The first time, I had just begun to see the cracks in the foundation. I thought the patch work was going just fine. This can be fixed, this can be salvaged, I didn’t expect anyone to hit the button and watch the whole thing come down. I at least expected to be warned. But I wasn’t. The whole thing came crashing down, and I wasn’t the only one still inside. At least there were people to search through the rubble with. We have been searching, sifting, patching each other’s wounds, handing each other the good pieces. The work is slow, the wounds are deep, but I think we are all going to make it out alive. Limping, but alive.
This time there are less gaping wounds. Just a hollow emptiness. Where there once were warmth and walls there is now a cold cement floor and the sound of the wind.

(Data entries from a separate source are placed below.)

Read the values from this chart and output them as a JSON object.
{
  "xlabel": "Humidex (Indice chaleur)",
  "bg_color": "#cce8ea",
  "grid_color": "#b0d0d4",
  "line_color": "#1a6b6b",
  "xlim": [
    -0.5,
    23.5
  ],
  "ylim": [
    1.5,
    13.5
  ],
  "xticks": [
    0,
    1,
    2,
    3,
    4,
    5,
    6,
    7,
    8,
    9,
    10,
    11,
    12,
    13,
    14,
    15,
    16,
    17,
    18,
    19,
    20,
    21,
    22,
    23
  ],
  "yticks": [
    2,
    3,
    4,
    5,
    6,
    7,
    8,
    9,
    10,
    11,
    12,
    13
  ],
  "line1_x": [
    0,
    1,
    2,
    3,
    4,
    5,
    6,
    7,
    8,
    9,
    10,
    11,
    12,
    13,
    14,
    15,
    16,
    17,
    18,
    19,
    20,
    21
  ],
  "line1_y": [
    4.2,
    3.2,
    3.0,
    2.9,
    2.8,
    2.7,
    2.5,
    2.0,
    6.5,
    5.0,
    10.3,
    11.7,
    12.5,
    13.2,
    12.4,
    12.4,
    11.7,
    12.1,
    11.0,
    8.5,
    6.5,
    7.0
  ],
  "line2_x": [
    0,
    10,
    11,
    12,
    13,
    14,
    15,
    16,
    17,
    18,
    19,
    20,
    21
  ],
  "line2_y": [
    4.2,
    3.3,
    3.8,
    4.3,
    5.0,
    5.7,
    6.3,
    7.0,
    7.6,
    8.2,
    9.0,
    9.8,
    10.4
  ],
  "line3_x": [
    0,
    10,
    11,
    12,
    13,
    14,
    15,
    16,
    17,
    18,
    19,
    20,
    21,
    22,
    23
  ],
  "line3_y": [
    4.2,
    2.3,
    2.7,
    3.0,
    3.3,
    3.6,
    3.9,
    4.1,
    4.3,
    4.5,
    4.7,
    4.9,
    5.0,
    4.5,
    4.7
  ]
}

The cracks had turned to holes long ago, and I had even stopped trying to patch anything long ago. But it finally came down, the roof over my head, and I am left standing in the rubble.
Sometimes, while searching through the rubble, I dream of setting whole thing aflame. I’ve lit a match more than once, only to snuff it out just before I let it drop to the ground. It turns out I am not someone who burns things to the ground, just someone who thinks about it.
I’ve learned just a tiny bit about burning. I burned my hand on a hot handle last week. I learned at Urgent Care that the amount of pain I was in was a good sign. A third degree burn seers the nerves bad enough that they stop feeling. At the time, I sort of wished I had clung to that handle a little longer. At least then I wouldn’t be in pain.
Not feeling the pain comes with its own costs. You just plain stop feeling. I have just enough hope left to want to avoid that. I have just enough left to believe that my capacity to feel should remain in tact, that it won’t always hurt this bad. I have learned just enough about restoration and redemption, to put the matches away.
Instead, I am sifting through the rubble. I am feeling the grit along my open wounds. I am searching for the pieces that are beautiful.